Example 2 Preparation of (S) -3-hydroxy-γ-butyrolactone

173 g of concentrated sulfuric acid and 140 g of (S) -4-chloro-3-hydroxybutyronitrile were added to a mixed solvent of 100 ml ethanol and 100 ml water, and the mixture was heated to reflux for 6 hours. Cool to 0 ° C. and neutralize with aqueous sodium hydroxide solution. The solvent was distilled off under reduced pressure, ethyl acetate and anhydrous sodium sulfate were added, stirred for 30 minutes, and filtered. After distilling off the ethyl acetate under reduced pressure, the concentrated solution was subjected to fractional distillation under reduced pressure (98-100 占 폚 /0.3mmHg) to obtain 74 g of the target compound in 99% or more purity.

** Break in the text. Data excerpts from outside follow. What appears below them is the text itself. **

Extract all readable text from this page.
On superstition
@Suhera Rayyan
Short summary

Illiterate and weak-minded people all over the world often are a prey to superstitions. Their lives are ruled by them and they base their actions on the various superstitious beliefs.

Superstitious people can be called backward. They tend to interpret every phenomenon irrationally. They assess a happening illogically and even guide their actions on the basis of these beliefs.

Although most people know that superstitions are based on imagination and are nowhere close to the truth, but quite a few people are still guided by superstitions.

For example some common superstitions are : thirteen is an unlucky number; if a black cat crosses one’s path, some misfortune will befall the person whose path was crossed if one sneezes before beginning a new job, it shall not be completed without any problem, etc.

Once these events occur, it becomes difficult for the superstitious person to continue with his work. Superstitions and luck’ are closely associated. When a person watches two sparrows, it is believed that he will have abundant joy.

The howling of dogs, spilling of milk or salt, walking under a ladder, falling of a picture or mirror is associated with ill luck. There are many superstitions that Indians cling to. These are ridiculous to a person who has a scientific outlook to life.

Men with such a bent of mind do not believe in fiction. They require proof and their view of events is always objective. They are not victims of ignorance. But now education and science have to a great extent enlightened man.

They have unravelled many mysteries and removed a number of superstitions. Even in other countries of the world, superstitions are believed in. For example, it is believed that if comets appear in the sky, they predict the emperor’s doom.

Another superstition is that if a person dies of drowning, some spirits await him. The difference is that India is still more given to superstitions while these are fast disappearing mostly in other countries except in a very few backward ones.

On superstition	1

[a] ²⁰ = -88 ° (c = 0.8, MeOH); ¹ H-NMR (CDCl ₃ , ppm) δ 2.5 (1H, d, J = 18 Hz), 2.8 (1H, dd, J = 6, 18 Hz), 3.3 (1H), 4.3 (1H, d, J = 10 Hz ), 4.4 (1H, dd, J = 4, 10 Hz), 4.7 (1H, m)

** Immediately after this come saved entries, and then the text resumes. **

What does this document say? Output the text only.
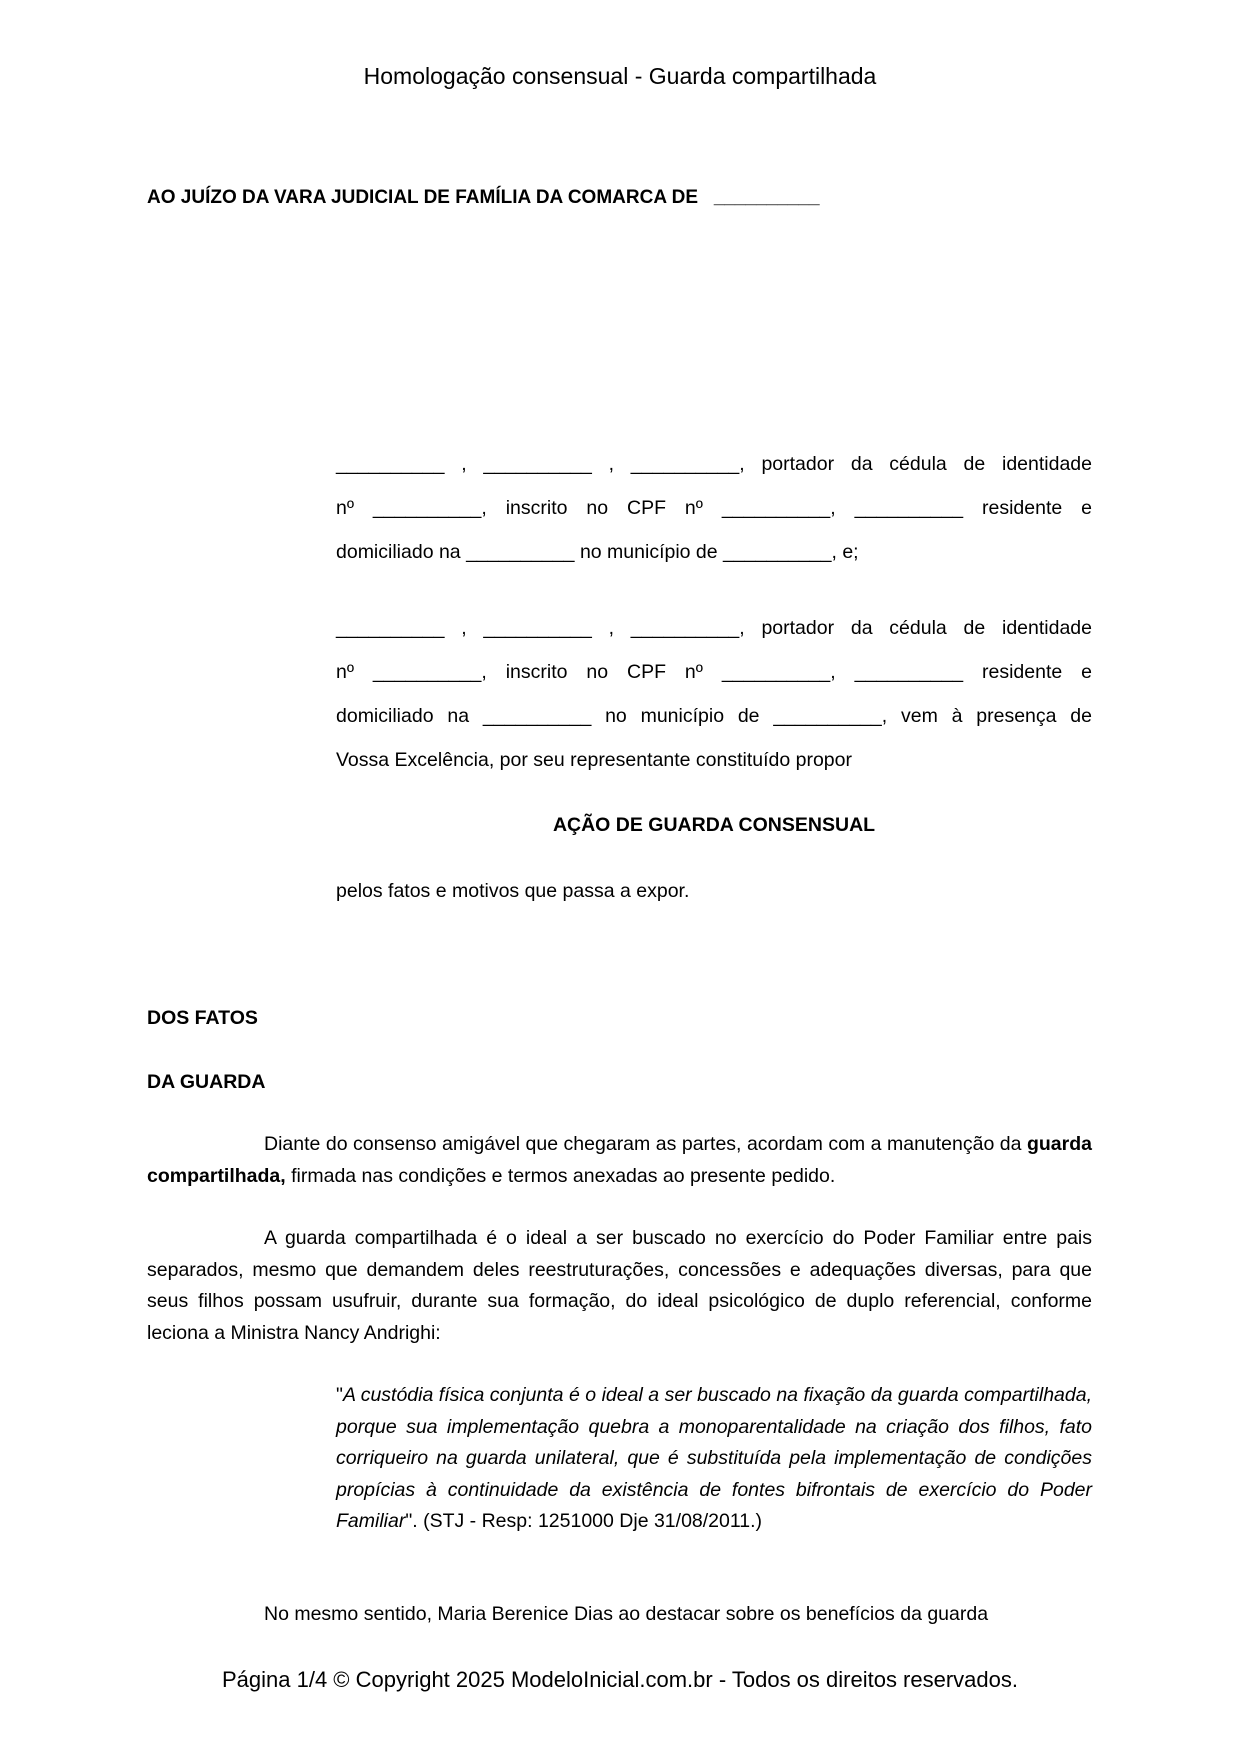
Homologação consensual - Guarda compartilhada
AO JUÍZO DA VARA JUDICIAL DE FAMÍLIA DA COMARCA DE   __________
__________ , __________ , __________, portador da cédula de identidade
nº __________, inscrito no CPF nº __________, __________ residente e
domiciliado na __________ no município de __________, e;
__________ , __________ , __________, portador da cédula de identidade
nº __________, inscrito no CPF nº __________, __________ residente e
domiciliado na __________ no município de __________, vem à presença de
Vossa Excelência, por seu representante constituído propor
AÇÃO DE GUARDA CONSENSUAL
pelos fatos e motivos que passa a expor.
DOS FATOS
DA GUARDA
Diante do consenso amigável que chegaram as partes, acordam com a manutenção da guarda compartilhada, firmada nas condições e termos anexadas ao presente pedido.
A guarda compartilhada é o ideal a ser buscado no exercício do Poder Familiar entre pais separados, mesmo que demandem deles reestruturações, concessões e adequações diversas, para que seus filhos possam usufruir, durante sua formação, do ideal psicológico de duplo referencial, conforme leciona a Ministra Nancy Andrighi:
"A custódia física conjunta é o ideal a ser buscado na fixação da guarda compartilhada, porque sua implementação quebra a monoparentalidade na criação dos filhos, fato corriqueiro na guarda unilateral, que é substituída pela implementação de condições propícias à continuidade da existência de fontes bifrontais de exercício do Poder Familiar". (STJ - Resp: 1251000 Dje 31/08/2011.)
No mesmo sentido, Maria Berenice Dias ao destacar sobre os benefícios da guarda
Página 1/4 © Copyright 2025 ModeloInicial.com.br - Todos os direitos reservados.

Example 3 Preparation of (R) -3-hydroxy-γ-butyrolactone

140 g of (R) -chloro-3-hydroxybutyronitrile was added to 280 g of concentrated hydrochloric acid, followed by stirring at 75 ° C. for 2 hours. The concentrated hydrochloric acid was removed by distillation under reduced pressure at 30 ° C. or lower, 300 ml of water was added thereto, and the remaining hydrochloric acid was distilled off under reduced pressure at 30 ° C. or lower. Ethyl acetate and anhydrous sodium sulfate were added, stirred for 30 minutes and then filtered. After distilling off the ethyl acetate under reduced pressure, the concentrated solution was subjected to fractional distillation under reduced pressure (98-100 ° C./0.3 mmHg) to obtain 84 g of the target compound having a purity of 99% or more.

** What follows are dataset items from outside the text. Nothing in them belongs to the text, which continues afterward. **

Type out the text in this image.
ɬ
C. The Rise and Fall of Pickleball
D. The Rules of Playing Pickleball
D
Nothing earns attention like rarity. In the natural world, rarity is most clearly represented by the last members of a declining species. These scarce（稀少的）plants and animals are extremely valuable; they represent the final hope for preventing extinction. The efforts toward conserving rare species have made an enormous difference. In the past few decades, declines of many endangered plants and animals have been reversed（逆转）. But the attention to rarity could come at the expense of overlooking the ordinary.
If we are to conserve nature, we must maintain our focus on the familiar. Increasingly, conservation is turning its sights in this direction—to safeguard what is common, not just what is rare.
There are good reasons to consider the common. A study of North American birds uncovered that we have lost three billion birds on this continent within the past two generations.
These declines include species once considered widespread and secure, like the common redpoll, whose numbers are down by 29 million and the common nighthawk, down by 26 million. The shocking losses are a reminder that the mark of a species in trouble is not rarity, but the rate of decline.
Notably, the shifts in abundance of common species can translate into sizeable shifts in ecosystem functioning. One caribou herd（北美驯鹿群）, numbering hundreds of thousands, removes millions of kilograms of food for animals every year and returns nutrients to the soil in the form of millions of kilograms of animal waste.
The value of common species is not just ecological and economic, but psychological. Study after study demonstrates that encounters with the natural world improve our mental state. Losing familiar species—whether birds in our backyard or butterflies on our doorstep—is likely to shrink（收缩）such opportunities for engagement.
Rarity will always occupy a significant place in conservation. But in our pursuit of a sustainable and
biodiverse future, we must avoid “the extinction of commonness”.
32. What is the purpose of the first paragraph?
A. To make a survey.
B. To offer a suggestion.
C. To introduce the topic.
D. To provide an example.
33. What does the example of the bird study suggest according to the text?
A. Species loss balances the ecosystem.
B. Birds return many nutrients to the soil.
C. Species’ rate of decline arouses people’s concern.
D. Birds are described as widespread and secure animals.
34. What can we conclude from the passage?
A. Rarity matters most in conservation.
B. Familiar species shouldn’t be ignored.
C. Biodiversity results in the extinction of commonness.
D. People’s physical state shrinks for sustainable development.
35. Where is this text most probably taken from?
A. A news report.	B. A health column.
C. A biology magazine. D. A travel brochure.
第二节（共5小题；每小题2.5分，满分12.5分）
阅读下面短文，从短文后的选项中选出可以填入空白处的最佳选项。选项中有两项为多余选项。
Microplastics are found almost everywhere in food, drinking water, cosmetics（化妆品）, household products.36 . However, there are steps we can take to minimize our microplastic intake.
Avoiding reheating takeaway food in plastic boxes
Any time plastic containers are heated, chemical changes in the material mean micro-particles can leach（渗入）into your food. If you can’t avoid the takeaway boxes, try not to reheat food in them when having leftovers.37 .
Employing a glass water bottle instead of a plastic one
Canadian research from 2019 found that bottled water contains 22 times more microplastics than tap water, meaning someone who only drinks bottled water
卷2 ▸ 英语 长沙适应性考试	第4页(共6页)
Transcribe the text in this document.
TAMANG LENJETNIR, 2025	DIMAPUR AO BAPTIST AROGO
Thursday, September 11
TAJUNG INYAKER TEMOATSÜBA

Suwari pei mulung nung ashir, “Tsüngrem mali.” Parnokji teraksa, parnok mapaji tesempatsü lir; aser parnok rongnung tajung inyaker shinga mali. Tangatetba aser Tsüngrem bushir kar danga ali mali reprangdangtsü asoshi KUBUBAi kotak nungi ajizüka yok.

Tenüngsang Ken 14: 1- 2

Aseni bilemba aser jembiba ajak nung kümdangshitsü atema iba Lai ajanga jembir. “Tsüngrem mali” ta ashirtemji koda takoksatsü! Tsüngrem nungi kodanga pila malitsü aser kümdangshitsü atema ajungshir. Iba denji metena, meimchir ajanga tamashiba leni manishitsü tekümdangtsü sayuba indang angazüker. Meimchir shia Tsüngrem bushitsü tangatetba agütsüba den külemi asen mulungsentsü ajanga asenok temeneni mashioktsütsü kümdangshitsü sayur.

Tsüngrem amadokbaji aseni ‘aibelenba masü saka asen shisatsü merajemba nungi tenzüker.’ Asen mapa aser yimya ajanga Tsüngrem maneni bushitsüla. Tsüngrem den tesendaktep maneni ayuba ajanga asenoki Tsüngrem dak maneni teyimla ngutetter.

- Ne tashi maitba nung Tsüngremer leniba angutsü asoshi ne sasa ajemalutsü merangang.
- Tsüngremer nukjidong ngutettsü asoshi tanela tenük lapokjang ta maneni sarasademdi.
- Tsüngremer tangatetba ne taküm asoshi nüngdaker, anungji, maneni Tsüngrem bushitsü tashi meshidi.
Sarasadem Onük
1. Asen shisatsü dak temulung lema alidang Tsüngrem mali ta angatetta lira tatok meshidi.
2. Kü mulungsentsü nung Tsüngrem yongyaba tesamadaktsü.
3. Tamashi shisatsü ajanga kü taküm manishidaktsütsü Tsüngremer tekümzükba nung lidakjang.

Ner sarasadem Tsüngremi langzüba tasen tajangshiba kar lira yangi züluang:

[a] ²⁰ = + 88 ° (c = 0.8, MeOH); ¹ H-NMR (CDCl ₃ , ppm) δ 2.5 (1H, d, J = 18 Hz), 2.8 (1H, dd, J = 6, 18 Hz), 3.3 (1H), 4.3 (1H, d, J = 10 Hz ), 4.4 (1H, dd, J = 4, 10 Hz), 4.7 (1H, m)

As described above, the preparation method according to the present invention is characterized in that the hydrolysis and cyclization are simultaneously performed by appropriately adjusting the reaction conditions, and thus the desired chiral in one step from chiral 4-chloro-3-hydroxybutyronitrile. 3-hydroxy- [gamma] -butyrolactone could be synthesized with high purity. Therefore, the preparation method of the present invention is useful for industrially synthesizing chiral 3-hydroxy-γ-butyrolactone which is useful as an intermediate for the synthesis of chiral compounds.

Claims (5)

The chiral 4-chloro-3-hydroxybutyronitrile represented by the following formula (2), In the presence of an acid selected from hydrochloric acid, sulfuric acid, phosphoric acid, acetic acid and p-toluenesulfonyl acid, and water; Mixtures of water and alcohols selected from methanol, ethanol and isopropyl alcohol; And a solvent selected from a mixture of polar organic solvent and water selected from tetrahydrofuran and 1,4-dioxane. A method of directly preparing chiral 3-hydroxy-γ-butyrolactone represented by the following Chemical Formula 1 by reaction. In the above, * means asymmetric carbon. delete delete The method for producing chiral 3-hydroxy-γ-butyrolactone according to claim 1, wherein the acid is used in an amount of 1 to 4 equivalents. The method for producing chiral 3-hydroxy-γ-butyrolactone according to claim 1, wherein the reaction temperature is 50 to 90 ° C.